Menelusuri Jejak Isra’ Mi’raj: Antara Keimanan, Dalil Wahyu, dan Cakrawala Sains Modern

Menelusuri Jejak Isra’ Mi’raj: Antara Keimanan, Dalil Wahyu, dan Cakrawala Sains Modern

Peristiwa Isra’ Mi’raj bukan sekadar dongeng pengantar tidur atau ritual tahunan yang diperingati setiap 27 Rajab. Bagi umat Islam, ini adalah mukjizat agung yang mendobrak batas logika manusia dan hukum fisika klasik. Perjalanan vertikal dan horizontal Nabi Muhammad SAW dalam satu malam ini merupakan “proyeksi” kekuasaan Allah SWT yang mempertemukan dimensi bumi dengan dimensi malakut.

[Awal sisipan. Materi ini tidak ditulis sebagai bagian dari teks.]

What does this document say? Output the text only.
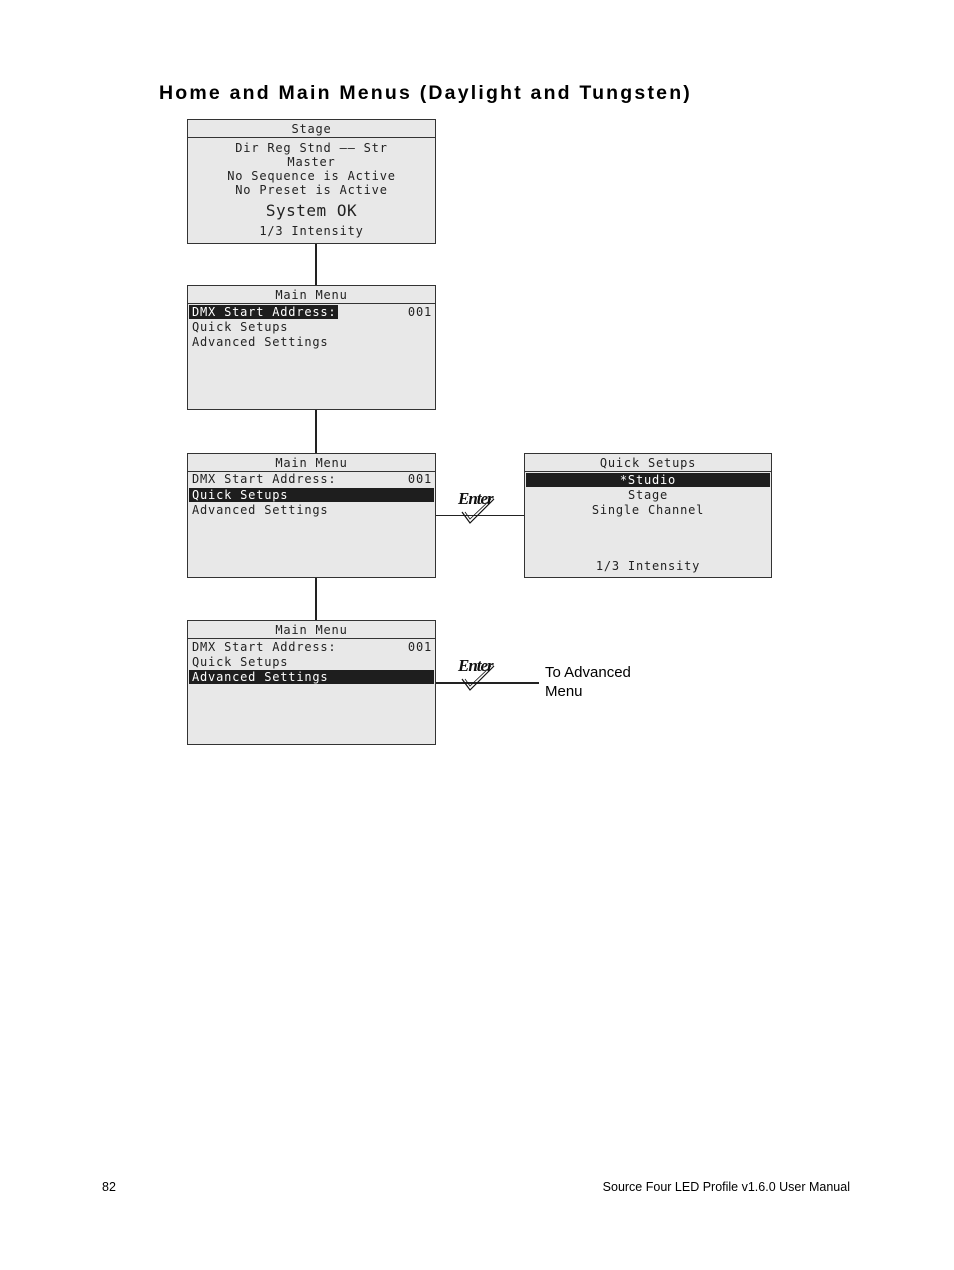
Home and Main Menus (Daylight and Tungsten)
Stage
Dir Reg Stnd —— Str
Master
No Sequence is Active
No Preset is Active
System OK
1/3 Intensity
Main Menu
DMX Start Address:	001
Quick Setups
Advanced Settings
Main Menu
DMX Start Address:	001
Quick Setups
Advanced Settings
Enter
Quick Setups
*Studio
Stage
Single Channel
1/3 Intensity
Main Menu
DMX Start Address:	001
Quick Setups
Advanced Settings
Enter	To Advanced
Menu
82	Source Four LED Profile v1.6.0 User Manual
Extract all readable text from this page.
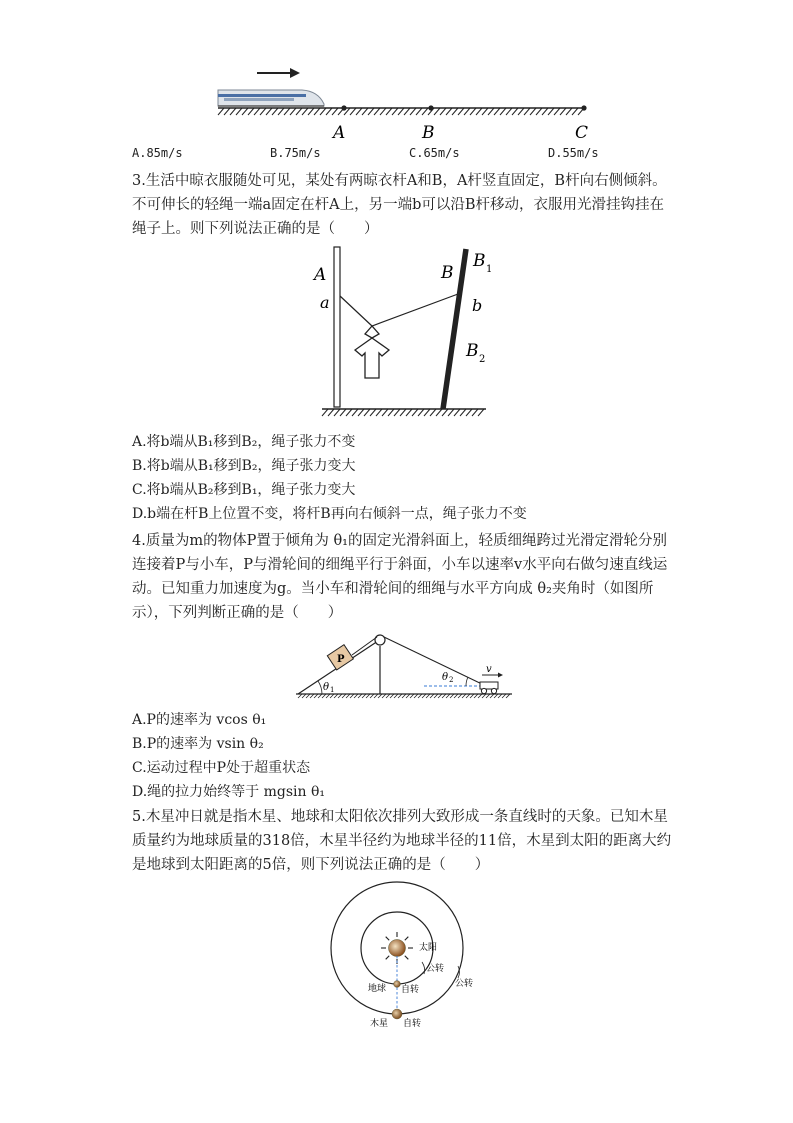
A	B	C
A.85m/s	B.75m/s	C.65m/s	D.55m/s
3.生活中晾衣服随处可见，某处有两晾衣杆A和B，A杆竖直固定，B杆向右侧倾斜。不可伸长的轻绳一端a固定在杆A上，另一端b可以沿B杆移动，衣服用光滑挂钩挂在绳子上。则下列说法正确的是（　　）
A
a
B
B 1
b
B 2
A.将b端从B₁移到B₂，绳子张力不变
B.将b端从B₁移到B₂，绳子张力变大
C.将b端从B₂移到B₁，绳子张力变大
D.b端在杆B上位置不变，将杆B再向右倾斜一点，绳子张力不变
4.质量为m的物体P置于倾角为 θ₁的固定光滑斜面上，轻质细绳跨过光滑定滑轮分别连接着P与小车，P与滑轮间的细绳平行于斜面，小车以速率v水平向右做匀速直线运动。已知重力加速度为g。当小车和滑轮间的细绳与水平方向成 θ₂夹角时（如图所示），下列判断正确的是（　　）
P
θ 1
θ 2
v
A.P的速率为 vcos θ₁
B.P的速率为 vsin θ₂
C.运动过程中P处于超重状态
D.绳的拉力始终等于 mgsin θ₁
5.木星冲日就是指木星、地球和太阳依次排列大致形成一条直线时的天象。已知木星质量约为地球质量的318倍，木星半径约为地球半径的11倍，木星到太阳的距离大约是地球到太阳距离的5倍，则下列说法正确的是（　　）
太阳
公转
公转
地球 自转
木星 自转
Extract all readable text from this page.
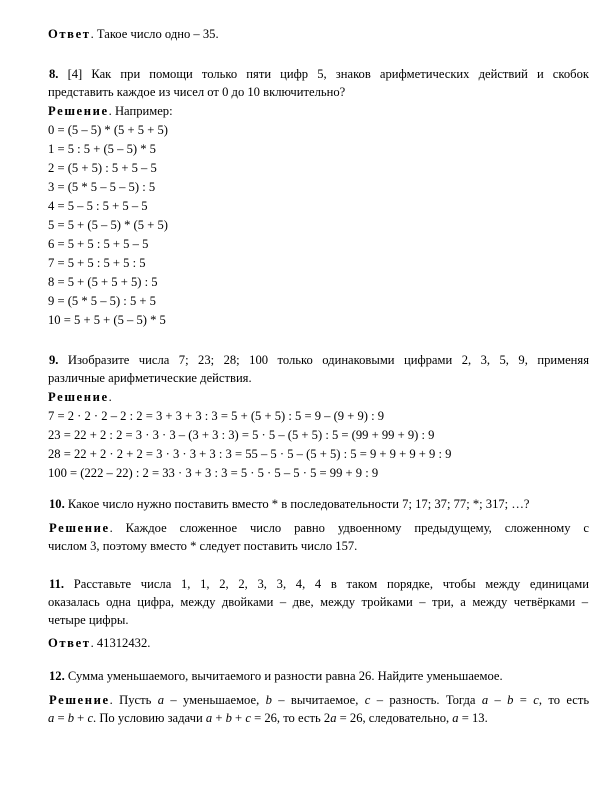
Ответ. Такое число одно – 35.
8. [4] Как при помощи только пяти цифр 5, знаков арифметических действий и скобок
представить каждое из чисел от 0 до 10 включительно?
Решение. Например:
0 = (5 – 5) * (5 + 5 + 5)
1 = 5 : 5 + (5 – 5) * 5
2 = (5 + 5) : 5 + 5 – 5
3 = (5 * 5 – 5 – 5) : 5
4 = 5 – 5 : 5 + 5 – 5
5 = 5 + (5 – 5) * (5 + 5)
6 = 5 + 5 : 5 + 5 – 5
7 = 5 + 5 : 5 + 5 : 5
8 = 5 + (5 + 5 + 5) : 5
9 = (5 * 5 – 5) : 5 + 5
10 = 5 + 5 + (5 – 5) * 5
9. Изобразите числа 7; 23; 28; 100 только одинаковыми цифрами 2, 3, 5, 9, применяя
различные арифметические действия.
Решение.
7 = 2 · 2 · 2 – 2 : 2 = 3 + 3 + 3 : 3 = 5 + (5 + 5) : 5 = 9 – (9 + 9) : 9
23 = 22 + 2 : 2 = 3 · 3 · 3 – (3 + 3 : 3) = 5 · 5 – (5 + 5) : 5 = (99 + 99 + 9) : 9
28 = 22 + 2 · 2 + 2 = 3 · 3 · 3 + 3 : 3 = 55 – 5 · 5 – (5 + 5) : 5 = 9 + 9 + 9 + 9 : 9
100 = (222 – 22) : 2 = 33 · 3 + 3 : 3 = 5 · 5 · 5 – 5 · 5 = 99 + 9 : 9
10. Какое число нужно поставить вместо * в последовательности 7; 17; 37; 77; *; 317; …?
Решение. Каждое сложенное число равно удвоенному предыдущему, сложенному с
числом 3, поэтому вместо * следует поставить число 157.
11. Расставьте числа 1, 1, 2, 2, 3, 3, 4, 4 в таком порядке, чтобы между единицами
оказалась одна цифра, между двойками – две, между тройками – три, а между четвёрками –
четыре цифры.
Ответ. 41312432.
12. Сумма уменьшаемого, вычитаемого и разности равна 26. Найдите уменьшаемое.
Решение. Пусть a – уменьшаемое, b – вычитаемое, c – разность. Тогда a – b = c, то есть
a = b + c. По условию задачи a + b + c = 26, то есть 2a = 26, следовательно, a = 13.
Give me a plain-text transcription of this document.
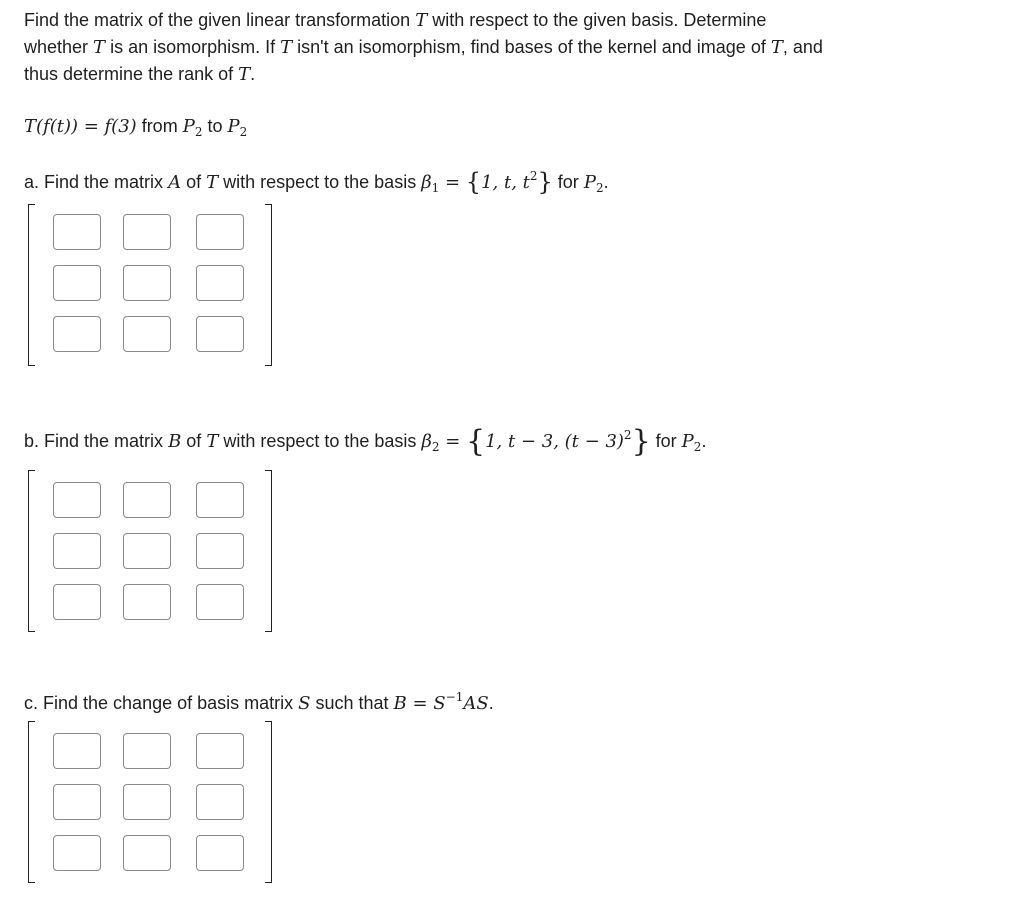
Find the matrix of the given linear transformation T with respect to the given basis. Determine
whether T is an isomorphism. If T isn't an isomorphism, find bases of the kernel and image of T, and
thus determine the rank of T.
T(f(t)) = f(3) from $P_2$ to $P_2$
a. Find the matrix A of T with respect to the basis $\beta_1 = \{1$, t, $t^2$} for $P_2$.
b. Find the matrix B of T with respect to the basis $\beta_2 = \{1$, t − 3, $(t - 3)^2$} for $P_2$.
c. Find the change of basis matrix S such that $B = S^{-1}AS$.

Dalam artikel ini, kita akan membedah peristiwa Isra’ Mi’raj dari tiga sudut pandang utama: Al-Qur’an sebagai sumber hukum tertinggi, Hadis sebagai penjelas detail, serta bagaimana sains modern memandang fenomena transportasi lintas dimensi ini.

1. Perspektif Al-Qur’an: Fondasi Tauhid dan Kebenaran Mutlak

Al-Qur’an mengabadikan dua fase perjalanan ini dalam dua surat yang berbeda. Hal ini menunjukkan betapa krusialnya peristiwa ini dalam sejarah kenabian.

Fase Isra’ (Perjalanan Horizontal)

Perjalanan dari Masjidil Haram (Makkah) ke Masjidil Aqsa (Palestina) disebutkan secara eksplisit dalam pembukaan Surah Al-Isra: 1

سُبْحٰنَ الَّذِيْٓ اَسْرٰى بِعَبْدِهٖ لَيْلًا مِّنَ الْمَسْجِدِ الْحَرَامِ اِلَى الْمَسْجِدِ الْاَقْصَا الَّذِيْ بٰرَكْنَا حَوْلَهٗ لِنُرِيَهٗ مِنْ اٰيٰتِنَاۗ اِنَّهٗ هُوَ السَّمِيْعُ الْبَصِيْرُ

“Maha Suci Allah, yang telah memperjalankan hamba-Nya pada suatu malam dari Al Masjidil Haram ke Al Masjidil Aqsa yang telah Kami berkahi sekelilingnya agar Kami perlihatkan kepadanya sebagian dari tanda-tanda (kebesaran) Kami…” (QS. Al-Isra: 1).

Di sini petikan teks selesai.